Despite mixed reviews from analysts, Oracle RightNow returned to our leaderboard this year. Dropping from a 3.5 to a 3.4 for company direction, Oracle RightNow has become Oracle Service Cloud and constitutes Oracle's "strategic cloud-based customer service offering," Kramer explains. However, since Oracle acquired RightNow in 2011, "its direction in the market [has been] poorly defined.... If it has a direction, then it is a closely guarded secret," Jacobs argues. After dropping from a 4.0 to a 3.8 customer satisfaction score in 2012, RightNow regained its 4.0 in the category this year. Its "breadth of customer service functionality is excellent," according to Kramer.
Our winner for the third year in a row, Salesforce.com was unbeatable this year, with an unmatched 4.6 for company direction. "Salesforce has an excellent vision for customer service—a vision that is highly social and highly mobile," Kramer suggests. Salesforce has an innovative roadmap centered around Salesforce1, the new social, mobile, and cloud customer platform that the company unveiled in November. The platform, which allows companies to make all of their existing Salesforce apps mobile, social, and virtually future-proof, "extends [the company's] vision much beyond CRM," and makes it a force to be reckoned with, Leggett suggests. Salesforce received a 4.0 for customer satisfaction, but struggled somewhat in the depth of functionality category, earning only a 3.6. According to Jacobs, Salesforce.com has a "great CRM functionality, but a poor multichannel customer interaction functionality that is tightly coupled with the Sales or Service Cloud solutions."

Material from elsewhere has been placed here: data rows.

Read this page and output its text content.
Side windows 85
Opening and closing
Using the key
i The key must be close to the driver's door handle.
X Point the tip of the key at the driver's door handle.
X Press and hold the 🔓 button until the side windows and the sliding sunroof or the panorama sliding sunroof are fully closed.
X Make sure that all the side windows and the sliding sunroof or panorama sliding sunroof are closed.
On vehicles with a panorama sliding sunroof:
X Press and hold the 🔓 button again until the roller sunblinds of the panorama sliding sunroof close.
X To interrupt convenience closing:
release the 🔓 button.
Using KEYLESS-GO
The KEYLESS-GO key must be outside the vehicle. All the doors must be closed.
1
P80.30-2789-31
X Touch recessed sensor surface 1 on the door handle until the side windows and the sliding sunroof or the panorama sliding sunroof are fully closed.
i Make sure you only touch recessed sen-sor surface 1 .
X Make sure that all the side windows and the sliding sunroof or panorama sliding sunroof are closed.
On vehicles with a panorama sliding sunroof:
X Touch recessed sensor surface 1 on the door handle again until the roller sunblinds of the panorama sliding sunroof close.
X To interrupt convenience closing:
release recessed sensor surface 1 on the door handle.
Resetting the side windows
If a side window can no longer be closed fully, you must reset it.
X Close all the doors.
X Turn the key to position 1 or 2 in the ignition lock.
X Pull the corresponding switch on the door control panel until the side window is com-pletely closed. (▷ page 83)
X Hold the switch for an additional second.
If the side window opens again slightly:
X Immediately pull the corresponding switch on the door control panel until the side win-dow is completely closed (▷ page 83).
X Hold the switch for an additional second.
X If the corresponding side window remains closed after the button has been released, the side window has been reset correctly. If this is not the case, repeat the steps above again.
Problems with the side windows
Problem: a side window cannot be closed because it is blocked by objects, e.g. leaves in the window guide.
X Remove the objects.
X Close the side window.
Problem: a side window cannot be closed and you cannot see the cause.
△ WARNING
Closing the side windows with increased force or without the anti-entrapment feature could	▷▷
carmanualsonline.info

To improve in the depth of functionality category, Salesforce.com needs to fine-tune the way its many solutions synchronize and couple with each other. Though there are already deep, effective integrations in place, there is always room for improvement, analysts agree.
ONE TO WATCH
EGain is this year's One to Watch, even though it beat category winner Salesforce.com in the depth of functionality category with a score of 3.8. Though the company received a 3.6 for direction due to its "limited vision" and "incremental improvements," it strikes a "good balance between cost and ability to customize," Leggett says. At the end of 2013, eGain introduced eGain Mobile—a solution designed to simplify mobile customer engagement through apps and unify it with other customer touch points—and analysts expect to see big things from the company in 2014.